Sydney success in Guineas to hearten Lees

7/10/2008 10:48:21 PM

NEWCASTLE trainer Kris Lees is confident the Sydney form will stand up in Saturday's Caulfield Guineas before he unleashes class filly Samantha Miss in the Cox Plate at Moonee Valley two weeks later.

Lees doesn't have a runner in the Caulfield Guineas, for which a capacity field of 20, including four emergencies, was declared yesterday.

"But I'd still like to see the Sydney brigade run well in the Caulfield Guineas," Lees said at yesterday's Sydney launch of the Cox Plate, which is left with 33 potential combatants after third declarations. "It's good for the confidence if the Sydney form holds up early in the Melbourne spring."

The Kevin Moses-trained Rhyno Chaser was paid up for the Caulfield Guineas, drawing barrier 17, but is still under the hoof-injury cloud that ruled him out of last weekend's Spring Champion Stakes.

"His foot is not 100 per cent and if we aren't happy with him in the morning then he won't go to Melbourne this week, he couldn't handle the float trip down if he is feeling any pain," Moses's wife, Jenny, said last night.

The likely scratching of Rhyno Chaser would pave the way for the Rick Worthington-trained Whitefriars to secure a start after it was named first emergency.

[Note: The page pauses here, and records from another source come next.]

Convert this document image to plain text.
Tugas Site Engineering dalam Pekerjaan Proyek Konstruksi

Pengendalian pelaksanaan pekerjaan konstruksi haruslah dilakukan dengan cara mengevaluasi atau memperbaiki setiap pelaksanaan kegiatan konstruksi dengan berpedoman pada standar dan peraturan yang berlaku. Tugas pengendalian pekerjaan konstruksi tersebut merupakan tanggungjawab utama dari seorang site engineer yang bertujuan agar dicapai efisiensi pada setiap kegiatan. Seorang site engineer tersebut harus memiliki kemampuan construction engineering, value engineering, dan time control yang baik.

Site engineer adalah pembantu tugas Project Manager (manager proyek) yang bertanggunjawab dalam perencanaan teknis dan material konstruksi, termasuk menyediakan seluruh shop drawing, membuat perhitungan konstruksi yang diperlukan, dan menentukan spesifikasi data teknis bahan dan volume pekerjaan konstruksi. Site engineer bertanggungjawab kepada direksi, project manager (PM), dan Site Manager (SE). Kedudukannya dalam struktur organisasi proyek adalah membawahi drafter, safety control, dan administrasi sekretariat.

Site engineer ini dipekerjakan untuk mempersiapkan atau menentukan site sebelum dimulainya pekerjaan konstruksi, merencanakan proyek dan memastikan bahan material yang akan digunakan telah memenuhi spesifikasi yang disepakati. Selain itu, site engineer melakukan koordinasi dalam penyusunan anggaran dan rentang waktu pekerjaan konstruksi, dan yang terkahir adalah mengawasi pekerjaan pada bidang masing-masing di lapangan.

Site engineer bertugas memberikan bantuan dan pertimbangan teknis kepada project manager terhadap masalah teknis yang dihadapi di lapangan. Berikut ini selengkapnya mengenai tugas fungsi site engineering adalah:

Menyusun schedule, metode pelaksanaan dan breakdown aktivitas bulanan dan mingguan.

Larry Cassidy has been booked to partner Whitefriars while Corey Brown rides Baci Amore for David Payne. Duporth (Hugh Bowman) and Dreamscape (Nash Rawiller) complete the Sydney-based team contesting the $1 million race.

Meanwhile, Lees said Samantha Miss, which he declared to be "short enough now in the market for the Cox Plate" would travel to Melbourne on Friday night and arrive early Saturday morning at the stables of Ross McDonald, who prepares Cox Plate favourite Weekend Hussler.

"She'll have the rest of the weekend to settle in down there and then it is a matter of her holding her form," Lees said. "I'm under no illusions, it's a huge ask to get her down there and win a Cox Plate as a three-year-old filly. You've got to go back to Surround in 1976 to find another that's won it."

McDonald said Weekend Hussler had pulled up well since his unplaced effort as an odds-on favourite in the Turnbull Stakes last weekend and said the defeat had been put down to "probably the bad barrier and a bit of pilot error".

"He worked a mile and a half this morning and Les [Beer, his work rider] said it's the best he's worked," McDonald said.